Regular plasma HIV-RNA testing for persons living with HIV on antiretroviral therapy (ART) is now the global standard, but as many as 60% of persons in Africa today on ART do not have access to standard laboratory HIV-RNA assays. As a result, patients in Zambia often receive treatment without any means of determining true virologic failure, which poses a risk of premature switch of ART regimens and widespread HIV drug resistance. Dry blood spots (DBS) on the other hand require unskilled personnel and less complex storage supply chain so are ideal to capture viral-load results from HIV patients outside clinic settings. We assess collection of DBS in the community using non-medically trained personnel (NMP) and documented challenges. We trained 23 NMP to collect DBS from lost to follow-up (LTFU) patients in 4 rural and urban Zambian districts. We developed a phlebotomy box to transport DBS without contamination at ambient temperature and concomitant training and standard operating procedures.

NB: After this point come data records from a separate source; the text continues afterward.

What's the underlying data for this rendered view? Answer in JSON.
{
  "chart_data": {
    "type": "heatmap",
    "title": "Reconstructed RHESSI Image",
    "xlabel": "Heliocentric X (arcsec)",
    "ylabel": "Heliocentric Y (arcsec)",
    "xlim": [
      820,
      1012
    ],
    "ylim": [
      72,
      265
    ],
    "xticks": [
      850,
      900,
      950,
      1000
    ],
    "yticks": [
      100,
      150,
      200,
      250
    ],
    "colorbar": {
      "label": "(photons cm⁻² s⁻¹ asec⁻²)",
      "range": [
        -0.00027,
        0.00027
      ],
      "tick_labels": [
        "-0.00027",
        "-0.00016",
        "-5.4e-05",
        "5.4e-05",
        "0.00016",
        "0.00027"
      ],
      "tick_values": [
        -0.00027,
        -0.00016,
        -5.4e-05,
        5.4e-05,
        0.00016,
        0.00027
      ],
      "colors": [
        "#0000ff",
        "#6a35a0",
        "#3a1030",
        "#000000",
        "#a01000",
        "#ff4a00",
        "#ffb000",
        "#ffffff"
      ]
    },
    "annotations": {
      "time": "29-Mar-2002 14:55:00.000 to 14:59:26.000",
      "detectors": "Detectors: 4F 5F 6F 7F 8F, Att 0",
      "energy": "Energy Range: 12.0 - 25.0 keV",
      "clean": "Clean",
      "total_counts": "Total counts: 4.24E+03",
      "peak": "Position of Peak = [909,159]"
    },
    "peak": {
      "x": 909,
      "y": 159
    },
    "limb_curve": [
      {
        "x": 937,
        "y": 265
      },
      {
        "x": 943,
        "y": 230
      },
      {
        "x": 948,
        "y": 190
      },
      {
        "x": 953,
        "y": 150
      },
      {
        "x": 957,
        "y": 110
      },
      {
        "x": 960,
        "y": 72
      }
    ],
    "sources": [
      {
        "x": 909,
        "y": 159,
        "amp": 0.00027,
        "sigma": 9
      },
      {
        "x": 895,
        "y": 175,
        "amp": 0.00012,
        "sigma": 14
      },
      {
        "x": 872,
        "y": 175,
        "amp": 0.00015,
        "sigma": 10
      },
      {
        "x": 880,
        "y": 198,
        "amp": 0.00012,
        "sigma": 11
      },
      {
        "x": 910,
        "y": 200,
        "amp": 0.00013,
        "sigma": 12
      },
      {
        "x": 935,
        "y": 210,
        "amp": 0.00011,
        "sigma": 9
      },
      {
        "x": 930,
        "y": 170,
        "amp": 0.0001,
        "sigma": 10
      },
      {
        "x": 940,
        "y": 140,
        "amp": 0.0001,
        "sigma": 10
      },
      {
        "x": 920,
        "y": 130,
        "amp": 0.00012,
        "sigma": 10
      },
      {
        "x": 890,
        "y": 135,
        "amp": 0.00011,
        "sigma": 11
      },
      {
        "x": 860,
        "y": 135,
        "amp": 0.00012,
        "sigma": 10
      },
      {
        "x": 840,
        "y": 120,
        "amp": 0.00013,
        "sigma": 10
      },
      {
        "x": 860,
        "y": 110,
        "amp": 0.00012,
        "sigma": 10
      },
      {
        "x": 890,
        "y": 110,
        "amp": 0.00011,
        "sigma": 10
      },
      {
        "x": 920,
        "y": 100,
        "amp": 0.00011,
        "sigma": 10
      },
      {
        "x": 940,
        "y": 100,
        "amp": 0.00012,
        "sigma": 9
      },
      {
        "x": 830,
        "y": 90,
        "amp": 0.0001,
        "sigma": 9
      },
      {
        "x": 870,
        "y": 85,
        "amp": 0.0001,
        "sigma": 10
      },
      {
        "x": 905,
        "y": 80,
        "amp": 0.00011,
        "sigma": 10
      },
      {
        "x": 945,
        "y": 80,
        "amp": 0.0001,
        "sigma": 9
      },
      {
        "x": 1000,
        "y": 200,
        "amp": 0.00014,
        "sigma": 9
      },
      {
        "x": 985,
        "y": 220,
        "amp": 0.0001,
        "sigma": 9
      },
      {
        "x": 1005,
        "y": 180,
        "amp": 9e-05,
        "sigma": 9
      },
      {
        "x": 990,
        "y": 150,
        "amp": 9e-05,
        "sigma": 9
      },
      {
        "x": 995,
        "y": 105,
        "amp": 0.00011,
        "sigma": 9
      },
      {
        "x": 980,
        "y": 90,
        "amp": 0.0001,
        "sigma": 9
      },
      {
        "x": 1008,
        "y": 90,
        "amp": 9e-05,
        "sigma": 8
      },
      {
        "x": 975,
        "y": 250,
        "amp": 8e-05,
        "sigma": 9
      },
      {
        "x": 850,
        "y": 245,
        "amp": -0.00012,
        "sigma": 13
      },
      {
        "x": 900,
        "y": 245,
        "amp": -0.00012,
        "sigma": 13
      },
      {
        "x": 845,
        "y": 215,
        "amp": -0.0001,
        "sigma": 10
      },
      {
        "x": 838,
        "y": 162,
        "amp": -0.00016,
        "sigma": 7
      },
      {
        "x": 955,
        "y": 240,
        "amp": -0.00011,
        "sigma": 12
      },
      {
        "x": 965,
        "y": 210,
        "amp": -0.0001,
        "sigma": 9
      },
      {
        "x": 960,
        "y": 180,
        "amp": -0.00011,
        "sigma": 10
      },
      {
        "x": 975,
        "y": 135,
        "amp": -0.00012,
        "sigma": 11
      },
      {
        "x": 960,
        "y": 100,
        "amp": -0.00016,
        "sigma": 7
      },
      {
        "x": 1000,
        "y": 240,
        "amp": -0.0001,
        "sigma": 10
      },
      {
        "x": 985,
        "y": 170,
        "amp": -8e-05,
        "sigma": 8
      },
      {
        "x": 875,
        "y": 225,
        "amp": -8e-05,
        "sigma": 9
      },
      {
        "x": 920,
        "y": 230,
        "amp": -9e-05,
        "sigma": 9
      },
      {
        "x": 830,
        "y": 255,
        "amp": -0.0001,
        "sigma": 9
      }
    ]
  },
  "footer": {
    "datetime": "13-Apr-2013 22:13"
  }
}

We evaluated this through field observations, bi-weekly meetings, reports, and staff meetings. The laboratory assessed DBS quality for testing validity. We attempted to collect DBS from 357 participants in the community. Though individual reasons for refusal from the remaining 37% were not collected, NMPs reported privacy concerns, awkward box-size which drew attention in the community and fears of undisclosed uses of samples related to witchcraft and circulating narratives about past research. Successful DBS collection was not associated with patient gender, age, time on ART, enrolment CD4, facility. DBS viral-load collection by NMP is feasible in Zambia. Our training approach and assessments of NMP not part of the health system can be extended to patients by giving them more responsibility to manage their own differentiated care groups. Concerted efforts that compare collection of DBS by NMP to those collected by skilled-medical personnel are needed.